Contactada pela agência Lusa sobre a colecção, Maria João Fernandes disse que tem a intenção de a ceder a um espaço cultural público, tendo feito já propostas a várias entidades, nomeadamente autarquias, e ao Ministério da Cultura, embora o projecto, do qual pretende contrapartidas para publicação da obra escrita, ainda não esteja formalizado.

“Estou a abrir caminho, e esta exposição é mais um passo nesse sentido”, disse a crítica de arte de 67 anos, colaboradora permanente do Jornal de Letras, e detentora de uma obra publicada na área da crítica de arte e poesia.

A cedência da colecção para uma entidade cultural pública “é um projecto antigo, e preferencialmente destinada ao Museu do Chiado, porque é dele a missão de salvaguardar e divulgar a arte contemporânea portuguesa”, precisou, acrescentando que teve recentemente uma reunião com assessores do Ministério da Cultura, para falar sobre esta intenção.

“O Museu do Chiado tem vindo a alargar as suas instalações, e seria bom que estivesse aberto a acolher colecções privadas de arte portuguesa, para que não se dispersem e desapareçam, como aconteceu a vários coleccionadores, como o crítico de arte e professor Rui Mário Gonçalves. Até podia ser criado um novo museu, mais amplo, que as pudesse abrigar, porque não existe actualmente, nenhum espaço com capacidade para o fazer”, avaliou.

No seu percurso, que remonta a 1975, Maria João Fernandes trabalhou com a Fundação de Serralves e o Museu de Arte Contemporânea do Porto, na sua origem, onde foi responsável por publicações, exposições e colóquios internacionais, e tem uma actividade docente em universidades de Lisboa e Évora.

Em 1998, Maria João Fernandes foi comissária da exposição que inaugurou a Fundação de Serralves, intitulada Vieira da Silva e Arpad Szénes nas Coleções Portuguesas, e também da exposição antológica da artista portuguesa em Madrid.

Nos anos 1980 foi leitora de Língua e Literatura portuguesas, na Universidade de Paris - Nanterre, e a sua bibliografia inclui títulos como Um Destino Solar e O Universo da Invenção, ambos dedicados a Julio/Saúl Dias, publicados pela Imprensa Nacional, Antoni Tàpies - Coleções Europeias, numa recolha feita para Serralves, em parceria com o crítico e historiador Fernando Pernes, fundador da entidade, e o catálogo José de Guimarães 1962-1992, dedicado à obra do artista plástico.

“Não é correcto dizer que sou uma coleccionadora porque apenas comprei talvez meia dúzia de obras de arte.
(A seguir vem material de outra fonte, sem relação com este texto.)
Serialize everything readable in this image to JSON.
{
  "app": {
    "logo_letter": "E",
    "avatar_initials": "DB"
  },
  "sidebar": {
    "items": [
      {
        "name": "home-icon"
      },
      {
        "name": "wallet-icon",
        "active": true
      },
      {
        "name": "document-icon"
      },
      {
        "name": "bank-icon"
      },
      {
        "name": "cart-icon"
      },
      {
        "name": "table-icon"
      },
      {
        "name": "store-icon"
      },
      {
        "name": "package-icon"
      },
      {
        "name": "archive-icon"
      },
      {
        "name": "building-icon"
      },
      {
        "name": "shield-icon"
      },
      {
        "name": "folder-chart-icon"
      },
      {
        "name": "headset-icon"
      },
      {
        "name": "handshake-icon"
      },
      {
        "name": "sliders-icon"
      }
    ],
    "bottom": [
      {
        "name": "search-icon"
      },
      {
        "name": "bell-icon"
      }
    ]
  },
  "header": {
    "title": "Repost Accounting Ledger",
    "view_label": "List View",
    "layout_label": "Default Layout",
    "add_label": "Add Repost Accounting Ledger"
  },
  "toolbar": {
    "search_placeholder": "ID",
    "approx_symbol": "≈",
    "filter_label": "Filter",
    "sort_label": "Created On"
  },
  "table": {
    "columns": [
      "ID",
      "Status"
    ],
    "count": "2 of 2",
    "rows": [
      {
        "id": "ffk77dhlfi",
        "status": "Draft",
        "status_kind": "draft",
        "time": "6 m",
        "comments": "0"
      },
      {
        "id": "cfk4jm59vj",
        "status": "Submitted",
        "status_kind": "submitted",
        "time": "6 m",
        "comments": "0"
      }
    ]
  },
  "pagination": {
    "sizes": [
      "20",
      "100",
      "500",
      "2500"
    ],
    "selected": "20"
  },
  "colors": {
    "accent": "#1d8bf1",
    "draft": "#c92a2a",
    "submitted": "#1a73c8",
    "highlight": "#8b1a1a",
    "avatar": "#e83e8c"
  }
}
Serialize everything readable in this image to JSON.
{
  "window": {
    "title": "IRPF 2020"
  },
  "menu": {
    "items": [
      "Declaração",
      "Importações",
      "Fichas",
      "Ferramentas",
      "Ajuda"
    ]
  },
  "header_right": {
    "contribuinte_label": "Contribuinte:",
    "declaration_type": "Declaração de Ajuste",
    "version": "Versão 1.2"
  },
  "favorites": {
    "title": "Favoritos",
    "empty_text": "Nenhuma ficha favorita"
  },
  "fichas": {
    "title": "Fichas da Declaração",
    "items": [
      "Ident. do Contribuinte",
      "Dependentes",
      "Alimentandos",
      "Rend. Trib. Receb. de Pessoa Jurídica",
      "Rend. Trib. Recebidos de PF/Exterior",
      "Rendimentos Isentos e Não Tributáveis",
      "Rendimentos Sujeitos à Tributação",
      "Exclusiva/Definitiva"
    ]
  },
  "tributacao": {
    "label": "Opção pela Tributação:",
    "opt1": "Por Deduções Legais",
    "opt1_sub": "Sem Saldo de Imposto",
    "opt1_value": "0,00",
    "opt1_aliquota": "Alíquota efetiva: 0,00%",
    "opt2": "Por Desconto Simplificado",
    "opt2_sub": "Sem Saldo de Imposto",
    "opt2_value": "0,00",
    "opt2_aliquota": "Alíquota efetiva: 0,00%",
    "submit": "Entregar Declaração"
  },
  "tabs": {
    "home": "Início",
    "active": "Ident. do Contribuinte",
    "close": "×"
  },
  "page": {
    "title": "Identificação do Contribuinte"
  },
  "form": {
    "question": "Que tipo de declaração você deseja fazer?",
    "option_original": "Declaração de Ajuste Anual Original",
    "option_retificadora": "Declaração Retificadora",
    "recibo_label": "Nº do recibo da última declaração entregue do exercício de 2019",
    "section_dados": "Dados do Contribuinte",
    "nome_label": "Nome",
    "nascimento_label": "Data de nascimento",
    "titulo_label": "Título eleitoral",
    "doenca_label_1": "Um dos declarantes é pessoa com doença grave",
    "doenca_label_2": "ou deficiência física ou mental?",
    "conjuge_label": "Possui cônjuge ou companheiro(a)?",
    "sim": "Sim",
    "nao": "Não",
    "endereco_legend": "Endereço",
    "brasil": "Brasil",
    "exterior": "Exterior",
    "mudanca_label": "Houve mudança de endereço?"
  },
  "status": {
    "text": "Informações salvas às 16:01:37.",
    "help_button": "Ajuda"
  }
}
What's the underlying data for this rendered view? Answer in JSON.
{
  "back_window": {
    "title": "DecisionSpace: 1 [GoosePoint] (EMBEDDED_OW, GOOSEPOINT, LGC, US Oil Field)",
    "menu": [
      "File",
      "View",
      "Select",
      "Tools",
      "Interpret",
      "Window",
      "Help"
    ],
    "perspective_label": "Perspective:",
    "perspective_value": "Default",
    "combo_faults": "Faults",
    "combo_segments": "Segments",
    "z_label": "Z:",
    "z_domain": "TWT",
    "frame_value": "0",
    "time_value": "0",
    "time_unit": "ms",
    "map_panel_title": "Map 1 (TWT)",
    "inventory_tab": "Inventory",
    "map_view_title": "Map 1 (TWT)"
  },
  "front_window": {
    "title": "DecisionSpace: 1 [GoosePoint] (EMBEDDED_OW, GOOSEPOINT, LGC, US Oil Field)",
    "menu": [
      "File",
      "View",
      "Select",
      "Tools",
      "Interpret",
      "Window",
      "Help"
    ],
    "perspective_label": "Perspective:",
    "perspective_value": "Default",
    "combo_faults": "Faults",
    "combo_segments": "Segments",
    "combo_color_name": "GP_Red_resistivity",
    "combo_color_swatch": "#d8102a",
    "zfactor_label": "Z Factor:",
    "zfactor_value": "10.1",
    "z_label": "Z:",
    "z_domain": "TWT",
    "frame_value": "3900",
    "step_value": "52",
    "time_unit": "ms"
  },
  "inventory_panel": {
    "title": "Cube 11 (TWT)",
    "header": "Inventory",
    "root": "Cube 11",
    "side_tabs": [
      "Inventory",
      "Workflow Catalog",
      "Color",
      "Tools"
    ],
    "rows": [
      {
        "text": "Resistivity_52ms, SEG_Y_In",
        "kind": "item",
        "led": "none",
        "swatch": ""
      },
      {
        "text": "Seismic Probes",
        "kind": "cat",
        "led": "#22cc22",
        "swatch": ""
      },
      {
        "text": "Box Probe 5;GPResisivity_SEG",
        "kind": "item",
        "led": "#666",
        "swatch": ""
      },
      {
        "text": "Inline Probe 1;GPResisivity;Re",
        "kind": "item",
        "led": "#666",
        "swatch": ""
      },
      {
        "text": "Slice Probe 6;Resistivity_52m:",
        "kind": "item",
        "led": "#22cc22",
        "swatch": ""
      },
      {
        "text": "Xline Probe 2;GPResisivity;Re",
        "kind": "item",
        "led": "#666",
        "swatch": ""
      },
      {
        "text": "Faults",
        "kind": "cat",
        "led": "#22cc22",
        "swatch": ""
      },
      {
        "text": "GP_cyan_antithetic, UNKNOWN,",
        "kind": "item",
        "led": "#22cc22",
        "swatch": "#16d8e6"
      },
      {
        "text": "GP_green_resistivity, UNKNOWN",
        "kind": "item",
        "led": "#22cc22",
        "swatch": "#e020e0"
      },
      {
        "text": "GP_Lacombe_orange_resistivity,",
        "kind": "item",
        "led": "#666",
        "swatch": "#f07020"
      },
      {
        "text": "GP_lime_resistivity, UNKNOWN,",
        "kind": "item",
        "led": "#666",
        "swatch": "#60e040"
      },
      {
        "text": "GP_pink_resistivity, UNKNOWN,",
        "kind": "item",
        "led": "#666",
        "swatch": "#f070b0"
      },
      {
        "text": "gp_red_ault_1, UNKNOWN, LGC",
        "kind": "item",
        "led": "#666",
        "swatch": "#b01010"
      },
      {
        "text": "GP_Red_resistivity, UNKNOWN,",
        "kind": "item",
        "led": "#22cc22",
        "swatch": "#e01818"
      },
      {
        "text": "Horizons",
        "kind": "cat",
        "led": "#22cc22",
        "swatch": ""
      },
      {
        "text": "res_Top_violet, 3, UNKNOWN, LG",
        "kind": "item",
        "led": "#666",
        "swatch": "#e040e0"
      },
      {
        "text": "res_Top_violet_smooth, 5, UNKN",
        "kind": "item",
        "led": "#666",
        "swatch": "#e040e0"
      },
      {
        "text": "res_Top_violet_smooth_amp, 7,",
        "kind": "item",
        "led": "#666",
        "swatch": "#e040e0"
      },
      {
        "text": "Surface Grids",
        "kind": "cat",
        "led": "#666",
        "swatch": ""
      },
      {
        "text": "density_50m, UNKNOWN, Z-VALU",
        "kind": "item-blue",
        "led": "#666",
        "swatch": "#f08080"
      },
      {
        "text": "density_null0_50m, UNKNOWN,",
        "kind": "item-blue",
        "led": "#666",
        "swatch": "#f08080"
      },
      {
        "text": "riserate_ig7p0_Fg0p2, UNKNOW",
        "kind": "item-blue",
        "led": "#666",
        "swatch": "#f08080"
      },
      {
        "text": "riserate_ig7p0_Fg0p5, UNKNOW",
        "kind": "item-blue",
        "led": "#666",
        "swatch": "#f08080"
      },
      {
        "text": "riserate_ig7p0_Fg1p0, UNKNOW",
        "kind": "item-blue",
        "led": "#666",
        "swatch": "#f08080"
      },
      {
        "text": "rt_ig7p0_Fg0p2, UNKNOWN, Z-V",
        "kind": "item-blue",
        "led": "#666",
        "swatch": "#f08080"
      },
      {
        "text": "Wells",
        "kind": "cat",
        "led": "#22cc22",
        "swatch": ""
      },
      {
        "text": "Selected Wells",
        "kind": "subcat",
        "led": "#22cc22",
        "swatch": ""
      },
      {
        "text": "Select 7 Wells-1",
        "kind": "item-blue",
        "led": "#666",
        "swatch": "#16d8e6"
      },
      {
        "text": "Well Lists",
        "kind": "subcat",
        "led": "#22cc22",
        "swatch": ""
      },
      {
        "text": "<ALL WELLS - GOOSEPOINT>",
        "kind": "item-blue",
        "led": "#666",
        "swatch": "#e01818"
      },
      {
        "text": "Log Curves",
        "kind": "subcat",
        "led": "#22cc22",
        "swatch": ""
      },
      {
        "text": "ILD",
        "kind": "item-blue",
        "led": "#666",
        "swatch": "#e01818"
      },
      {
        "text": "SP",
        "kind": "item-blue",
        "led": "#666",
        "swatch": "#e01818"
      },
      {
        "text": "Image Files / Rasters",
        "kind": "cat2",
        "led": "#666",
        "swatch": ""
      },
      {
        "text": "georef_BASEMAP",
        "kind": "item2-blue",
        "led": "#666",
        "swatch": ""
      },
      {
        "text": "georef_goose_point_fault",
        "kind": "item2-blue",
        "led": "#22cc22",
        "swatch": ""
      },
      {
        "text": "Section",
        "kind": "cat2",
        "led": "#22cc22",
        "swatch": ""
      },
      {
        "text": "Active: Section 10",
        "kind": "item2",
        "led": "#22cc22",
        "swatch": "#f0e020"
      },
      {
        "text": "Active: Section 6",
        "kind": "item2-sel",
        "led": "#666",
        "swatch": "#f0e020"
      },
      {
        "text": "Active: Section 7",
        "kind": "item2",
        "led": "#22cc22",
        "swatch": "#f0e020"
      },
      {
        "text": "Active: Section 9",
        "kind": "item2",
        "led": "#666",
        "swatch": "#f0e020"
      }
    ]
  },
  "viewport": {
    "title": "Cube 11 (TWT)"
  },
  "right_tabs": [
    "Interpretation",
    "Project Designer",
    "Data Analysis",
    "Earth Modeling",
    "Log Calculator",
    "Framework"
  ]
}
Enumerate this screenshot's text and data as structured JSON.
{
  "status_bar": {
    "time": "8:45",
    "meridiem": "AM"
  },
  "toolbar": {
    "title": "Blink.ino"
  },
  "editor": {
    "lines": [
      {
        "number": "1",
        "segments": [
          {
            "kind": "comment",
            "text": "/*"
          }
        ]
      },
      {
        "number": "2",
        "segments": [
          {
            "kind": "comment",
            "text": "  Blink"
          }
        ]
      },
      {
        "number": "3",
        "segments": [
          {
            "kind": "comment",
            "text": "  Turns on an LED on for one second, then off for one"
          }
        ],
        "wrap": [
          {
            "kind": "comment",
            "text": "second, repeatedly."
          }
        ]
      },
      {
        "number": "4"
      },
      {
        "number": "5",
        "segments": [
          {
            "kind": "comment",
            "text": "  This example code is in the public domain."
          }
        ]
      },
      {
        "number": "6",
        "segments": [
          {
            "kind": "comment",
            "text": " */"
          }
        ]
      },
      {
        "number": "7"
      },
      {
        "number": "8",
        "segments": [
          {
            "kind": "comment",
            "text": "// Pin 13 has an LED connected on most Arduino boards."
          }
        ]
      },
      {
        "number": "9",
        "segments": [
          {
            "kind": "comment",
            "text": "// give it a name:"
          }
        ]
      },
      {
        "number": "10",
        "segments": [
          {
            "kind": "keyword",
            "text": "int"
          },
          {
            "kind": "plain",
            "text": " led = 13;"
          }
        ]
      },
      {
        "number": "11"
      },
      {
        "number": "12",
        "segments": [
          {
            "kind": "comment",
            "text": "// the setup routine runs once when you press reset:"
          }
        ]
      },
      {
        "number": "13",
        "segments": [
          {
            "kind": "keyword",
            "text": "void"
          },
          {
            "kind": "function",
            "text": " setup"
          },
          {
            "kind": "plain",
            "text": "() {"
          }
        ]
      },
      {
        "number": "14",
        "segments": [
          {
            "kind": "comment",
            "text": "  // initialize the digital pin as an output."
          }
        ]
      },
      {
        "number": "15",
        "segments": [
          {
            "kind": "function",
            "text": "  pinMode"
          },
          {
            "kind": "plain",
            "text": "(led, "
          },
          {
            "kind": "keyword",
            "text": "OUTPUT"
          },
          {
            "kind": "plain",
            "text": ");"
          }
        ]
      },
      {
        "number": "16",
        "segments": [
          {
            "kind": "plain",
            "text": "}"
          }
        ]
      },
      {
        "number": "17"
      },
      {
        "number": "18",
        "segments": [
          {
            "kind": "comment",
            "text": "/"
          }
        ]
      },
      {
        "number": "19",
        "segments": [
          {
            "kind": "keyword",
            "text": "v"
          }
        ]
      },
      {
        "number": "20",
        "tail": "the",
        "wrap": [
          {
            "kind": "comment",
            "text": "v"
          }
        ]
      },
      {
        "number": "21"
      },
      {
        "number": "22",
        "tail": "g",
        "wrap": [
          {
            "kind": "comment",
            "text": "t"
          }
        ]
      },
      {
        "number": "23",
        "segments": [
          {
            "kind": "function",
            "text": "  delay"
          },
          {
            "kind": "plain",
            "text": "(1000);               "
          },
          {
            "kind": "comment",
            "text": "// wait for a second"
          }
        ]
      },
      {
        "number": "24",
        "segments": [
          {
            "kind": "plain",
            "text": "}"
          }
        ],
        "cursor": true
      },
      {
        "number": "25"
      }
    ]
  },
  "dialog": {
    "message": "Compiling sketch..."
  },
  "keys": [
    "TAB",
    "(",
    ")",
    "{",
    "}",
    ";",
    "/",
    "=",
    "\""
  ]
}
Eu procurei ir ao encontro dos artistas através da minha escrita. A maioria das peças da minha colecção foram oferecidas pelos artistas sobre quem escrevi. Deram-me trabalhos extraordinários, e a minha colecção resulta desta generosidade”, fez questão de esclarecer.

Sublinhou que o acervo possui “obras únicas”, nomeadamente o primeiro trabalho da série O Rosto e os Frutos, da pintora Graça Morais, e um conjunto significativo de obras do artista plástico Cruzeiro Seixas.

Ana Hatherly, Carlos Calvet, Carlos Carreiro, Carmo Pólvora, Chichorro, Cristina Valadas, Dorindo Carvalho, E.M. Melo e Castro, Eduardo Nery, Emerenciano, Emília Nadal, Francisco Simões, Guilherme Parente, Gracinda Candeias, João Vieira, Manuel Cargaleiro, Manuel Viana, Mário Dionísio, Moniz Pereira, Noronha da Costa, Rocha Pinto são alguns dos artistas representados na colecção.

Questionada sobre as condições sob as quais pretende ceder a colecção, Maria João Fernandes disse que tem estado a “lutar também pelo reconhecimento da obra” pessoal, escrita, e de “um percurso extremamente independente”, por isso, pretende “reclamar a publicação” dos seus trabalhos ainda não editados.

Indicou que, nesta área, também já propôs à Imprensa Nacional a publicação do livro Universos Femininos, uma obra para reunir tudo o que já escreveu sobre artistas mulheres, portuguesas e estrangeiras.

A vontade de divulgar a arte portuguesa começou com a inspiração da vida e obra do bisavô, o arquitecto Francisco Augusto da Silva Rocha, que considera ter realizado “o trabalho mais significativo da Arte Nova portuguesa”, desencadeando uma paixão que a levou a coleccionar a iconografia, nomeadamente em postais e partituras.

Maria João Fernandes diz que está “em diálogo” com o Ministério da Cultura para dar vida ao seu projecto, e disse à Lusa que a tutela “está interessada nessa cedência” da colecção com mais de 200 peças desde pintura, mas também obras em papel, pequenos formatos e obra gráfica.

Contactado pela Lusa, o gabinete de imprensa do Ministério da Cultura confirmou que teve uma reunião com a crítica de arte, mas não adiantou mais pormenores sobre esta proposta de intenções apresentada pela autora.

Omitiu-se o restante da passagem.